With reference to the following daily chart, over the past two weeks the HUI has
moved from resistance at 460 to support at 420 back to resistance at 460. The
chart already has a bullish tinge, but a solid break above 460 would enhance the
picture (from the perspective of those who are long).
As noted in recent
commentaries, the "1973 Model" suggests that the gold sector will be
relentlessly strong over the next few months, whereas the seasonal pattern
points to choppy action during July-August followed by a big rally during the
final four months of the year. If the HUI were to follow its seasonal pattern
then a short-term peak over the coming week or so would be followed by a 2-4
week pullback.

We have been using Royal Gold (RGLD) as a gold sector indicator for
years, although until two weeks ago we had never recommended buying it (in the
30th June Weekly Update we suggested buying the stock and/or the January-2009
$30 call options). RGLD has been mired in a consolidation for the past 2.5
years, but the recent price action indicates that an upside breakout may finally
be about to occur. Friday's rally might have pushed the stock slightly above its
downward-sloping trend-line and might therefore have constituted a breakout of
sorts, but the key resistance level is defined by the October-2007 and
January-2008 peaks at $35.23 and $35.26, respectively. A solid close above this
resistance would break the sequence of declining tops that dates back to January
of 2006, which would be a bullish omen for RGLD and for the overall sector.

Although it doesn't feel like it right now, buying gold (or silver)

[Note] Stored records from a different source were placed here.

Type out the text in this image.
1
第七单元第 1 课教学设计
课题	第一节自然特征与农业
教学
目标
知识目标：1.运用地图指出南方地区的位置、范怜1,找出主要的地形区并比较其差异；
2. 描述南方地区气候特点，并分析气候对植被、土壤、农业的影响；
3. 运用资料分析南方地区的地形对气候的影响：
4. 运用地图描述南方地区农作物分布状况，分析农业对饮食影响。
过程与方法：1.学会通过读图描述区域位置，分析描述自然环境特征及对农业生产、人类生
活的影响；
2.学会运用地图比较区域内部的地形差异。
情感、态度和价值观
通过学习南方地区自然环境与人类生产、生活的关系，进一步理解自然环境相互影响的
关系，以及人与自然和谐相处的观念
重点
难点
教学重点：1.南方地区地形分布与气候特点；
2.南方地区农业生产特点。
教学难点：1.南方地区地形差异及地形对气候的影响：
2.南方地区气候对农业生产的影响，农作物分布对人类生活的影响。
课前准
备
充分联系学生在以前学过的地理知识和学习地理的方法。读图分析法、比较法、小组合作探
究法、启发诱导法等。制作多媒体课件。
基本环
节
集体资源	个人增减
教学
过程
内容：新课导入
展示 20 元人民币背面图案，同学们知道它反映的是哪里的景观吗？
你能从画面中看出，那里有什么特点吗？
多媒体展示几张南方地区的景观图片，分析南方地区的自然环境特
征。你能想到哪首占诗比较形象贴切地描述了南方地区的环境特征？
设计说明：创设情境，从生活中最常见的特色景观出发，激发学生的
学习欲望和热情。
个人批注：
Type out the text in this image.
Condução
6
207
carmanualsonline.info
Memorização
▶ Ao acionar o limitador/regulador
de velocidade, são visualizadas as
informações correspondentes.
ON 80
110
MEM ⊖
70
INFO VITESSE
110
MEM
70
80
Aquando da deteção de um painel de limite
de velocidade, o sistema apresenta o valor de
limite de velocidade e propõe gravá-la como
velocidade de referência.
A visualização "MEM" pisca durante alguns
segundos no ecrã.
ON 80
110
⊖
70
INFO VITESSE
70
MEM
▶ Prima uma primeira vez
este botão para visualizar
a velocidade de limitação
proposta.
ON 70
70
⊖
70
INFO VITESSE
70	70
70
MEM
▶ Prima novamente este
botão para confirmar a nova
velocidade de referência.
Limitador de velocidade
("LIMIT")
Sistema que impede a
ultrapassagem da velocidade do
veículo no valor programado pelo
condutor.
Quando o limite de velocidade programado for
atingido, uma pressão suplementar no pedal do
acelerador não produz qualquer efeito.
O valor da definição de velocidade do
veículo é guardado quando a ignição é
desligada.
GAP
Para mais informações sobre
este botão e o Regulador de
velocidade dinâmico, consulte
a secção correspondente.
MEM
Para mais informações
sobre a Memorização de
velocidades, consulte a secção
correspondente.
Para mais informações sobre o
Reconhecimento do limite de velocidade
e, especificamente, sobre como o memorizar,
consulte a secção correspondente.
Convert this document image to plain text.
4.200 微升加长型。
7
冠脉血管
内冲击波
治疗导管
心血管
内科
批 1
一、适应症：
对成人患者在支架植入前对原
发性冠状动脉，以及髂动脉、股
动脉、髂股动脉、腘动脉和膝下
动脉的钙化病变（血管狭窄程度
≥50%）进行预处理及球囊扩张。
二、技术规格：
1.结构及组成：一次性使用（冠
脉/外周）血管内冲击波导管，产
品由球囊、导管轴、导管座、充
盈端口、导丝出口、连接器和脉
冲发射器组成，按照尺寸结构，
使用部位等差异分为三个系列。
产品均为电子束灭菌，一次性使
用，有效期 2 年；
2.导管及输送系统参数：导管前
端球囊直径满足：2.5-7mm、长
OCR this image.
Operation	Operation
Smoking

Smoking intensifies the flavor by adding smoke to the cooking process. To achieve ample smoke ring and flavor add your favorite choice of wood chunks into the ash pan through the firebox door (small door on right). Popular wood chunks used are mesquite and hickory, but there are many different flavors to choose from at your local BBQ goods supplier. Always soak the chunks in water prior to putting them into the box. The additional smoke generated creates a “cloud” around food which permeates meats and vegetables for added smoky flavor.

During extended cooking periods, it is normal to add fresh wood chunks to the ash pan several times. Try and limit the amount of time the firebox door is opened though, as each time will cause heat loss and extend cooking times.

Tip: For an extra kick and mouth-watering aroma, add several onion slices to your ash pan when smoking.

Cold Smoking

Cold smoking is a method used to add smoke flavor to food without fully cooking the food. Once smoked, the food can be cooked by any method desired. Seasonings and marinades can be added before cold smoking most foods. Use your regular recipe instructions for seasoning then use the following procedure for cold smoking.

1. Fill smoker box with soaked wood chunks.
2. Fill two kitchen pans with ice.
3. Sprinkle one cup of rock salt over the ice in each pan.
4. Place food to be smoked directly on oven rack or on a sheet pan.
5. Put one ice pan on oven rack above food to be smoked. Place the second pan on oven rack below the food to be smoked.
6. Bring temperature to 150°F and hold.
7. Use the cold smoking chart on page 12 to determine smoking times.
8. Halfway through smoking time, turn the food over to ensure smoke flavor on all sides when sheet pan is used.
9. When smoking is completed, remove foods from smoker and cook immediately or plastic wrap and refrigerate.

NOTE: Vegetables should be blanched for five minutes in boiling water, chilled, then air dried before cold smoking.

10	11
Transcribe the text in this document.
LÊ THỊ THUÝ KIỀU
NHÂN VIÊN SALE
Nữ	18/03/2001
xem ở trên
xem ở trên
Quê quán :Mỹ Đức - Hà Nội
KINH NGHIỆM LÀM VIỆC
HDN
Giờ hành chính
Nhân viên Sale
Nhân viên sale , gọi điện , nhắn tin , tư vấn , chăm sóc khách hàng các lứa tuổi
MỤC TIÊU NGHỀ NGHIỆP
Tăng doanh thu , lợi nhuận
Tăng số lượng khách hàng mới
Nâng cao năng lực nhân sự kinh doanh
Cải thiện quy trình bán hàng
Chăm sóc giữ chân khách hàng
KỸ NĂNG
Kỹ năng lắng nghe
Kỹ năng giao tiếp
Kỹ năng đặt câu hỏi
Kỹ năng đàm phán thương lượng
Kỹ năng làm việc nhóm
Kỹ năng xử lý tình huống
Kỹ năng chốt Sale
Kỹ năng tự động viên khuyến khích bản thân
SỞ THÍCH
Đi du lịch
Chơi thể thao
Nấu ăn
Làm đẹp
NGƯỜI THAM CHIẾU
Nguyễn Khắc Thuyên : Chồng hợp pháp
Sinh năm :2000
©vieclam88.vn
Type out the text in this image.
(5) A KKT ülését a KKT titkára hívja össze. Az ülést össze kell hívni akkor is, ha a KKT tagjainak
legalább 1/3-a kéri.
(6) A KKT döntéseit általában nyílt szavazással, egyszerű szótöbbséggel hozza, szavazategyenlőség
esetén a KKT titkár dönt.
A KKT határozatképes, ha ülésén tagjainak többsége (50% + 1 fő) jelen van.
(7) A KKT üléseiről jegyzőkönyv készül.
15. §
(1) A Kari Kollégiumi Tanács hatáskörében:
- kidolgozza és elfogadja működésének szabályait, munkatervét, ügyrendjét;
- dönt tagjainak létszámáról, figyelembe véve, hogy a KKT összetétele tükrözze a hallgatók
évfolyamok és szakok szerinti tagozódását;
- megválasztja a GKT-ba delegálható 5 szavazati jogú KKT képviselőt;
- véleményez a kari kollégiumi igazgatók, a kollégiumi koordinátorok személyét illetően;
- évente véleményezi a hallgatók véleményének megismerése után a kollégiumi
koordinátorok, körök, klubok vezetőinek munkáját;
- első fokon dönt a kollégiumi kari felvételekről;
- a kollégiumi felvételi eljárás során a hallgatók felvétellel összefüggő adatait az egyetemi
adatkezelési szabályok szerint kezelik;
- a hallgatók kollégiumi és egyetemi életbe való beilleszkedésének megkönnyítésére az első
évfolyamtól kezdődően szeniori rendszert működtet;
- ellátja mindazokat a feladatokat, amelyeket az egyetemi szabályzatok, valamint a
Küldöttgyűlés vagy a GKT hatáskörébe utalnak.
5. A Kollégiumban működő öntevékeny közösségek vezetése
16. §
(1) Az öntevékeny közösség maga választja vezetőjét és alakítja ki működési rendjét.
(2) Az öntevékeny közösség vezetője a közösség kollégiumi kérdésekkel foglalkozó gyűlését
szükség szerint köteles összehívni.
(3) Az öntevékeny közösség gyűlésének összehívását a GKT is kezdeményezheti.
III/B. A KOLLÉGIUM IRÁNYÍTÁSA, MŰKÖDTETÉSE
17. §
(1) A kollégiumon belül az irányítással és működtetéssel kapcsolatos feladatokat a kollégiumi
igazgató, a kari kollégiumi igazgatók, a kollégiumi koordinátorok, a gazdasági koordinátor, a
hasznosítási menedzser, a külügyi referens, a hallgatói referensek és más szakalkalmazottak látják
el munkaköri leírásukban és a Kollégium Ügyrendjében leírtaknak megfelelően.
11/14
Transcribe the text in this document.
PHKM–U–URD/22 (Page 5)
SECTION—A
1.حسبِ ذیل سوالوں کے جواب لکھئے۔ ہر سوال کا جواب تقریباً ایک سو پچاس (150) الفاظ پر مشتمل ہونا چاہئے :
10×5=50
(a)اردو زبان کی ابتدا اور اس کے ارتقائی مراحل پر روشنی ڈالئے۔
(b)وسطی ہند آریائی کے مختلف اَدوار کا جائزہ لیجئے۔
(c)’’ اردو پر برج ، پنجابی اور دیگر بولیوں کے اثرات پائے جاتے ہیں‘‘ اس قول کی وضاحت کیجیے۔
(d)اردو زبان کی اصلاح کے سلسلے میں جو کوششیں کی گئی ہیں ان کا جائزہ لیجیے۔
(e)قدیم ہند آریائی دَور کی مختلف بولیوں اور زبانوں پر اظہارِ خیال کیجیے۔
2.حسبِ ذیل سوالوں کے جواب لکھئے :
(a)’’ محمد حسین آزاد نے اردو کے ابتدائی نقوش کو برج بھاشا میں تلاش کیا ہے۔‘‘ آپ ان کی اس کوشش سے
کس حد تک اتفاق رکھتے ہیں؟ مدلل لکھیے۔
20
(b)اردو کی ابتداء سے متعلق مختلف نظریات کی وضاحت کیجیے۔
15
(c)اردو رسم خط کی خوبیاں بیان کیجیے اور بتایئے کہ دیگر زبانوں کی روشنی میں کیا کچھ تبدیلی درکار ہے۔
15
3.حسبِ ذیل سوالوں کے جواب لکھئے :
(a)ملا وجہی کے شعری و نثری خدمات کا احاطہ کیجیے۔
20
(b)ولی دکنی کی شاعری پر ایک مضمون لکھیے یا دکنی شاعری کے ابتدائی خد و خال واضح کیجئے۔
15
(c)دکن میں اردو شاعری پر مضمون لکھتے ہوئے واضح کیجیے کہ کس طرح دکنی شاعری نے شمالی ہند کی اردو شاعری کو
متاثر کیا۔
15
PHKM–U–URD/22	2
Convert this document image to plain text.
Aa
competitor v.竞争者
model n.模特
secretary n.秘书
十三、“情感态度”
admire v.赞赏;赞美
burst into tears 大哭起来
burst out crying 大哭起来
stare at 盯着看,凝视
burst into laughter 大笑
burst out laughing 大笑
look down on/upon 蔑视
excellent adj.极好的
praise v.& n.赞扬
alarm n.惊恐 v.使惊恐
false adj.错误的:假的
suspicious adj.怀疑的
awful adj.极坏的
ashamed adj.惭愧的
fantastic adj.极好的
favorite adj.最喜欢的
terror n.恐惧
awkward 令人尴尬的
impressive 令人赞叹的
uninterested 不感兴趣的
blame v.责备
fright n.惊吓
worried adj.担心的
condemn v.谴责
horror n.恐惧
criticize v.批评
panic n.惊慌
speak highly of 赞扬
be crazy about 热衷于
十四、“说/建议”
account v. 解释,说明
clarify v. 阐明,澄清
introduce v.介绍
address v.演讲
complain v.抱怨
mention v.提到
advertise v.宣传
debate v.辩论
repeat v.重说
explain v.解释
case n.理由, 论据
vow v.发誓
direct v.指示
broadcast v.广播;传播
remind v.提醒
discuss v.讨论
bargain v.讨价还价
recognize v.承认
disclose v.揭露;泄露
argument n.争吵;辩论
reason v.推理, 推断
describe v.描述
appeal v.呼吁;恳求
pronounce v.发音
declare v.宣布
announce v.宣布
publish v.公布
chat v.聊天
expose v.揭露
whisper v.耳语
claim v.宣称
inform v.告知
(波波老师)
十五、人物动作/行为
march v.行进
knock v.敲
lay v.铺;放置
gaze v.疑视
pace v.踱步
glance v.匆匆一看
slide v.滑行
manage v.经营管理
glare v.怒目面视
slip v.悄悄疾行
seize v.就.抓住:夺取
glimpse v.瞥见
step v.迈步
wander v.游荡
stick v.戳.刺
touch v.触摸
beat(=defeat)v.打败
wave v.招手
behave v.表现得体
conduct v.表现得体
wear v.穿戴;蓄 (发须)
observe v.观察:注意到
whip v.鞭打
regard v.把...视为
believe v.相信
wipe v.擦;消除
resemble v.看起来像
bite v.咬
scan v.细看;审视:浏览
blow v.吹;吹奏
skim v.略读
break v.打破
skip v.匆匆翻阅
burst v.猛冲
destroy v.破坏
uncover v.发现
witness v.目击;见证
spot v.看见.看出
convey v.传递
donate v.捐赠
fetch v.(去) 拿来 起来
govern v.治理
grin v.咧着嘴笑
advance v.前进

in the ground, especially when the ground is in a politically secure region,
should ultimately prove to be a very good investment strategy. Buying gold in
the ground is a very effective way for a person to position him/herself for the
eventual huge REAL rise in the gold price because it is like buying a gold call
option with no expiry date. As things currently stand there are many legitimate
concerns about exploration-stage gold mining companies, but almost all of these
concerns will evaporate if there's a sufficiently large rise in the real gold
price (the gold price relative to the prices of other commodities). For example,
there will always be people willing to finance the construction of a new gold
mine if the mine's projected return is high enough.
Additionally, we can
envisage the situation arising whereby purchasing in-ground gold becomes the
most politically acceptable way for well-heeled investors to prevent themselves
from getting trapped in the inflation quagmire. A multi-billionaire may not be
able to defend his/her wealth via the purchase of gold bullion without incurring
the wrath of government, but it's currently possible to buy millions of ounces
of in-ground gold cheaply and inconspicuously.